Ad Hoc iPhone Apps Distribution Guide Published

Due to the nature of iPhone/iPod touch development, developers are not able to beta test using the same methods used on other platforms. Instead, developers are forced to use what Apple calls "Ad Hoc" distribution so that Apps can be tested prior to submission to the iTunes App store. The Apple method requires pre-registration of beta testers. In order to register them you need to know their devices unique device identifier (UDID) and then create a mobile provisioning file - a security certificate that authorizes that unique device to run the App being tested. Erica Sadun, an iPhone Developer, has created an iPhone App called Ad Hoc Helper that determines the devices UDID and allows you to send it via Email.

You are limited to 100 devices per App using this method meaning you can only have 100 beta testers. The provisioning portion of the whole process is done using the iPhone Configuration Utility or the iPhone Dev Center website. The beta tester uses iTunes to install the .mobileprovision file and the App to be tested.

Apple's method has been murky thus far, however. Luckily, Craig Hockenberry from Iconfactory, has created a step-by-step guide that makes it fairly easy. Hockenberry explains that during Steve Jobs' WWDC Keynote the announcement of Ad Hoc distribution meant one thing to most developers: beta testing.

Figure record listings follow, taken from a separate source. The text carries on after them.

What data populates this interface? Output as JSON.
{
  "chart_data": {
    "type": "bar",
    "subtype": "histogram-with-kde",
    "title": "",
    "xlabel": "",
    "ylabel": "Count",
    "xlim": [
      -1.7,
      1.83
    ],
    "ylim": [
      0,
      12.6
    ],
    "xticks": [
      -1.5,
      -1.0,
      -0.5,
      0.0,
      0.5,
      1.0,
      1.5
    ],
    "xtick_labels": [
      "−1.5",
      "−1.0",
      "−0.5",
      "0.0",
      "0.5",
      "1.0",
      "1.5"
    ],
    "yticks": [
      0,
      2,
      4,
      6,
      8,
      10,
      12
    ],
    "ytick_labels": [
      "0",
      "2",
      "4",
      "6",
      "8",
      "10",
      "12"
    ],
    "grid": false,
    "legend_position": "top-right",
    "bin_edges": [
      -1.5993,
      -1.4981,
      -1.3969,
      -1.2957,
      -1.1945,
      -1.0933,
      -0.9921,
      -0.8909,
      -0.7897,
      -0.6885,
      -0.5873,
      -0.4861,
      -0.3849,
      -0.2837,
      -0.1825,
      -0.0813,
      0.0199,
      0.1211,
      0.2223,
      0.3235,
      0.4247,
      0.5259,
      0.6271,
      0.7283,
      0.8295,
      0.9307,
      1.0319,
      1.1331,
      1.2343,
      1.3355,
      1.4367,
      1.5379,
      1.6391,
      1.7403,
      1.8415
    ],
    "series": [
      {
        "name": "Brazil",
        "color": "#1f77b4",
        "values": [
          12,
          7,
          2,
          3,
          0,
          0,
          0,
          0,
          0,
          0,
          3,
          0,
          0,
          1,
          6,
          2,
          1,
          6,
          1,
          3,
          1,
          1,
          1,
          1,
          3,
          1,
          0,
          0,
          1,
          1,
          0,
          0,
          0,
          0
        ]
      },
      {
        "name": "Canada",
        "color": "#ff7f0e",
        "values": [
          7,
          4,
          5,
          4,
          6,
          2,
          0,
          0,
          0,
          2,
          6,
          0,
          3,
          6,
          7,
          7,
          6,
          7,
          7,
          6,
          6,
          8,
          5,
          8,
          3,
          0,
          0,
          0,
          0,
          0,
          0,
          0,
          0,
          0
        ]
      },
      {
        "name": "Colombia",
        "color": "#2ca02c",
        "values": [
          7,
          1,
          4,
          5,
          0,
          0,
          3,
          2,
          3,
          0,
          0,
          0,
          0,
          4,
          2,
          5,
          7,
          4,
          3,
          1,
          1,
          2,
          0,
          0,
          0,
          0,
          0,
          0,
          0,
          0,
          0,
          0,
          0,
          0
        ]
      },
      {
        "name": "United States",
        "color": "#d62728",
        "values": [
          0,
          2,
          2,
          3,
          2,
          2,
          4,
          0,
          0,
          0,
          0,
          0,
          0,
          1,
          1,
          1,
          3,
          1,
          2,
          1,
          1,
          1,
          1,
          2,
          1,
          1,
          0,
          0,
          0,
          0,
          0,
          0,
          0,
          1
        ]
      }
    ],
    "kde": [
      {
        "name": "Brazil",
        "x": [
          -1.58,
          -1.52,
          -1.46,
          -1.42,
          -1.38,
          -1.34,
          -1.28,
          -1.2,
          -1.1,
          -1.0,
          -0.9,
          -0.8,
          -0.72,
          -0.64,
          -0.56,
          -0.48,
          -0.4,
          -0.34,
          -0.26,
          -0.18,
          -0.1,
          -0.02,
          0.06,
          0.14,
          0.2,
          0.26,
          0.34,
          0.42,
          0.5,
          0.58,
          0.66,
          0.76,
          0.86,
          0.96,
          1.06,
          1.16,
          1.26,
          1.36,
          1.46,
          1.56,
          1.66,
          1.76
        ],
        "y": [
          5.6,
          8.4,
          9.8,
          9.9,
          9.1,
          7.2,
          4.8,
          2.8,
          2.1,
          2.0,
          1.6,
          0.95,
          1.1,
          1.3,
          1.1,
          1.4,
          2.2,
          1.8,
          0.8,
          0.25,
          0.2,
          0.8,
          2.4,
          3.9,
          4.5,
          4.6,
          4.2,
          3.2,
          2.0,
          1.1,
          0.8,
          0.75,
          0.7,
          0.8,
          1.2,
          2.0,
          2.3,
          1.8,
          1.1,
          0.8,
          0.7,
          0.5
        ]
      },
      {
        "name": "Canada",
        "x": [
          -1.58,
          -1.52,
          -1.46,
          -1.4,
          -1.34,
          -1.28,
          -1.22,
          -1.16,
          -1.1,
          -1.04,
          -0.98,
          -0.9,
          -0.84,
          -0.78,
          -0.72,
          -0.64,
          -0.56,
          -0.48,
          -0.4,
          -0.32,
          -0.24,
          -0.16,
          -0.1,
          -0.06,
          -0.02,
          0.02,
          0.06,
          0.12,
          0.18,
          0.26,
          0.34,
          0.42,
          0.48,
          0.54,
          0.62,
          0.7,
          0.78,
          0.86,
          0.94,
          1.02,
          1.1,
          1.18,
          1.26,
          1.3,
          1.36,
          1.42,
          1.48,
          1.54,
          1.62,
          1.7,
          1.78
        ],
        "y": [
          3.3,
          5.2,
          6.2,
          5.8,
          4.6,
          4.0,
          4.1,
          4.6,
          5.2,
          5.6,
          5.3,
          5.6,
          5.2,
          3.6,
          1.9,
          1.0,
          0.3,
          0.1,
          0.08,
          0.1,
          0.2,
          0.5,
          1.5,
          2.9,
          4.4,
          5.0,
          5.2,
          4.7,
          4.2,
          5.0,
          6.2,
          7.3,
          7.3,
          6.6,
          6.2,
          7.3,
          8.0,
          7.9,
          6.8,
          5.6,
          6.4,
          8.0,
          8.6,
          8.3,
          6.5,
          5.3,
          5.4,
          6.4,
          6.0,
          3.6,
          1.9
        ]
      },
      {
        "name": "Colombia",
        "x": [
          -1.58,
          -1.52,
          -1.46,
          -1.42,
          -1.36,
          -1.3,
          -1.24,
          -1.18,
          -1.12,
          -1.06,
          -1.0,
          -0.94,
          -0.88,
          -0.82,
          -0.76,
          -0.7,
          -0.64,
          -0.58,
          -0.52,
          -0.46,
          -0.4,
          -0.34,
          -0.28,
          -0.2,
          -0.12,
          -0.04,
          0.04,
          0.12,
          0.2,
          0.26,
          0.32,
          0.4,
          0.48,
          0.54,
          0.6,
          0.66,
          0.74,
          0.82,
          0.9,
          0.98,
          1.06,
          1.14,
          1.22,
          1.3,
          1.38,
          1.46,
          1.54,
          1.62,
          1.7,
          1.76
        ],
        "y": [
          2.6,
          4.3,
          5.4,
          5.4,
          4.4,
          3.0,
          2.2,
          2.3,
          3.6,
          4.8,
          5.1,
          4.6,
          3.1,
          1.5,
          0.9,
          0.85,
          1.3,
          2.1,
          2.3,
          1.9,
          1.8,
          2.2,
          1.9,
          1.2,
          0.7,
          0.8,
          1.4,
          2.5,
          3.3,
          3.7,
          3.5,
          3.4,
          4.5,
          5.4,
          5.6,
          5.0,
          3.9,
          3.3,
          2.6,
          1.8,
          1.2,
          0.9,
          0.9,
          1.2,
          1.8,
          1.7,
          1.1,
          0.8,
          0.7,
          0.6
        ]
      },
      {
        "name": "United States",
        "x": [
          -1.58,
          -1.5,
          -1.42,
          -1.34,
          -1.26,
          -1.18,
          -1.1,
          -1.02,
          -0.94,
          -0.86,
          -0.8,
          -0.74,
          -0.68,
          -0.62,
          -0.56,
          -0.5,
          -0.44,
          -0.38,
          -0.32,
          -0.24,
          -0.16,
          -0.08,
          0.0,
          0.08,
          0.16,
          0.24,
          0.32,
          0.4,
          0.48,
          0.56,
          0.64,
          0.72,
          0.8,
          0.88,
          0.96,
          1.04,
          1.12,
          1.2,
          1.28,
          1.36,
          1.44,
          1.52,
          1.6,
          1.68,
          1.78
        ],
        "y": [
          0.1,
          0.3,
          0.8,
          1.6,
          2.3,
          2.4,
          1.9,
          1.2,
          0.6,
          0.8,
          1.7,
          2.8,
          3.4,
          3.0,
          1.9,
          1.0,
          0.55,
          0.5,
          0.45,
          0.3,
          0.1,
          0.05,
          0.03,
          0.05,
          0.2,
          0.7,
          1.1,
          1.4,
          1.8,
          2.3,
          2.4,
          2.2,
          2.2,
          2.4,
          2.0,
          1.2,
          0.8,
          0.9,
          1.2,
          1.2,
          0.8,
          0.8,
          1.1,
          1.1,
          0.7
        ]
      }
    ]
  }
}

Unfortunately according to Hockenberry the instructions Apple provided were difficult and not well documented hence his reason for creating this Guide while setting up a beta test for Twitterific on the iPhone.

He also explained that he was not sure that his Guide would be in violation of the Apple SDK NDA or not since this information is publicly available. As suchm we we recommended that you snag the file before it's removed from his blog.